Sometimes, procedures meant to make you feel better turn for the worse. These incidents could happen because mistakes might fall through the cracks in the health care provider’s operations. One of the most common errors is wrong-site surgeries. They happen when the procedure occurs on the wrong patient, body part or side.
A wide array of factors might affect surgery mistakes. The following could contribute to wrong-site procedures based on the stage of the process:
- Administrative: The mistake could happen when a scheduler fails to indicate accurate and correct information in the request. A typo or misunderstanding could have grave repercussions.
- Preoperation: Inconsistent medical records, wrong site markings and insufficient patient verification could lead to wrong-site surgery. This stage is crucial, requiring standard procedures to avoid complications.
- During operation: The operation room should have no space for errors. However, confusion, distractions and miscommunication between involved practitioners could result in a surgical error. Additionally, site mark problems and documentation issues could mislead the operating team.
- Organizational elements: Sometimes, the organization’s culture and operational standards could contribute to wrong-site surgery. The room for mistakes grows if the staff performs inconsistently and fails to voice safety concerns. Policy updates could address culture issues but are only effective if personnel consistently comply accordingly.

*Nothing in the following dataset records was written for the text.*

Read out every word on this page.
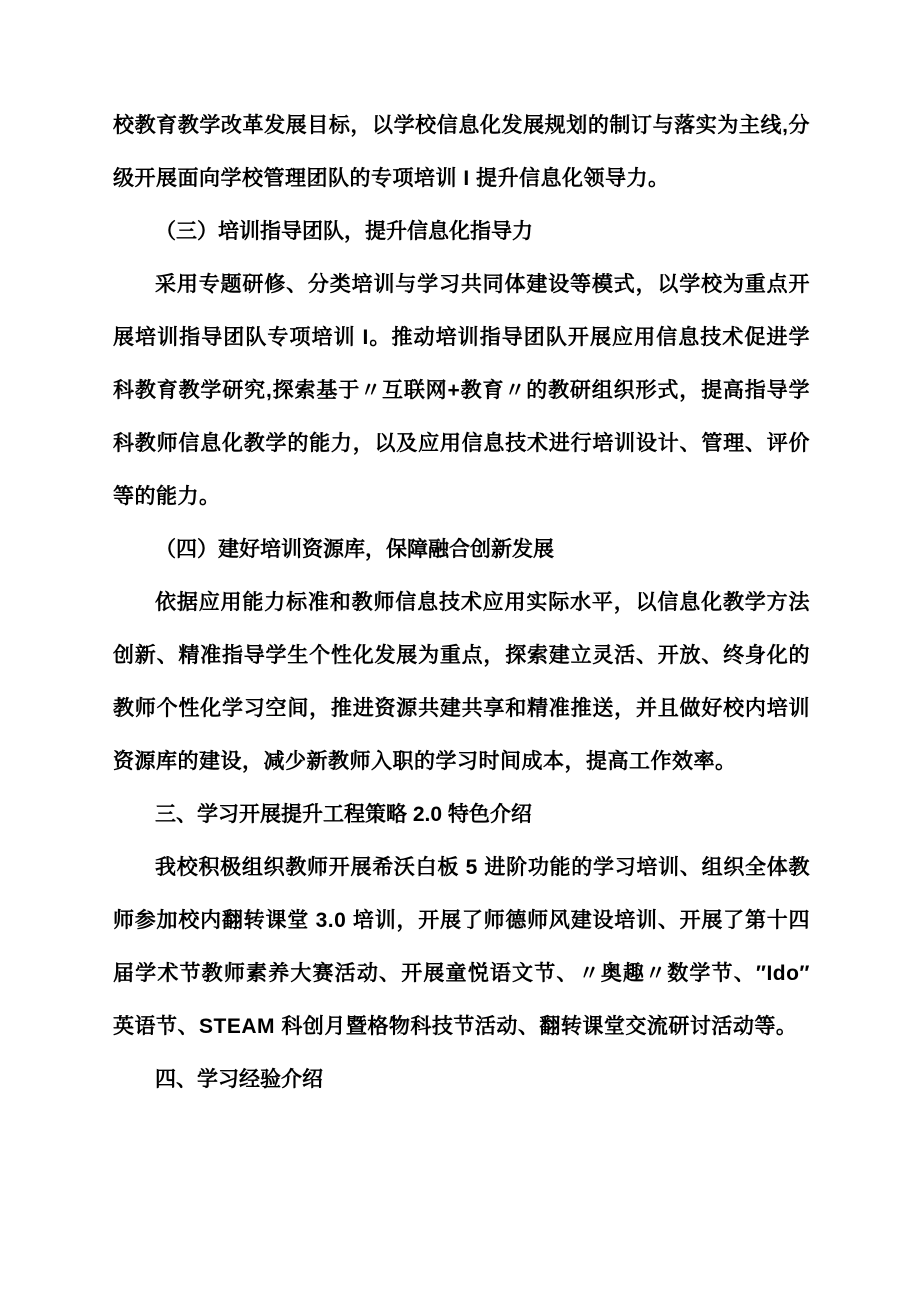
校教育教学改革发展目标，以学校信息化发展规划的制订与落实为主线,分级开展面向学校管理团队的专项培训 I 提升信息化领导力。

（三）培训指导团队，提升信息化指导力

采用专题研修、分类培训与学习共同体建设等模式，以学校为重点开展培训指导团队专项培训 I。推动培训指导团队开展应用信息技术促进学科教育教学研究,探索基于〃互联网+教育〃的教研组织形式，提高指导学科教师信息化教学的能力，以及应用信息技术进行培训设计、管理、评价等的能力。

（四）建好培训资源库，保障融合创新发展

依据应用能力标准和教师信息技术应用实际水平，以信息化教学方法创新、精准指导学生个性化发展为重点，探索建立灵活、开放、终身化的教师个性化学习空间，推进资源共建共享和精准推送，并且做好校内培训资源库的建设，减少新教师入职的学习时间成本，提高工作效率。

三、学习开展提升工程策略 2.0 特色介绍

我校积极组织教师开展希沃白板 5 进阶功能的学习培训、组织全体教师参加校内翻转课堂 3.0 培训，开展了师德师风建设培训、开展了第十四届学术节教师素养大赛活动、开展童悦语文节、〃奥趣〃数学节、″Ido″英语节、STEAM 科创月暨格物科技节活动、翻转课堂交流研讨活动等。

四、学习经验介绍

Fortunately, health care providers could follow process improvement methods to address these risk factors and lessen the chances of surgical mistakes.
Patient safety is the top priority
Among health care providers and organizations, the safety and welfare of patients are the top priorities. They could implement various improvements to prevent wrong-site surgeries for their patients and personnel. Doing so could also minimize the fear of surgical procedures and always ensure a quality standard of care.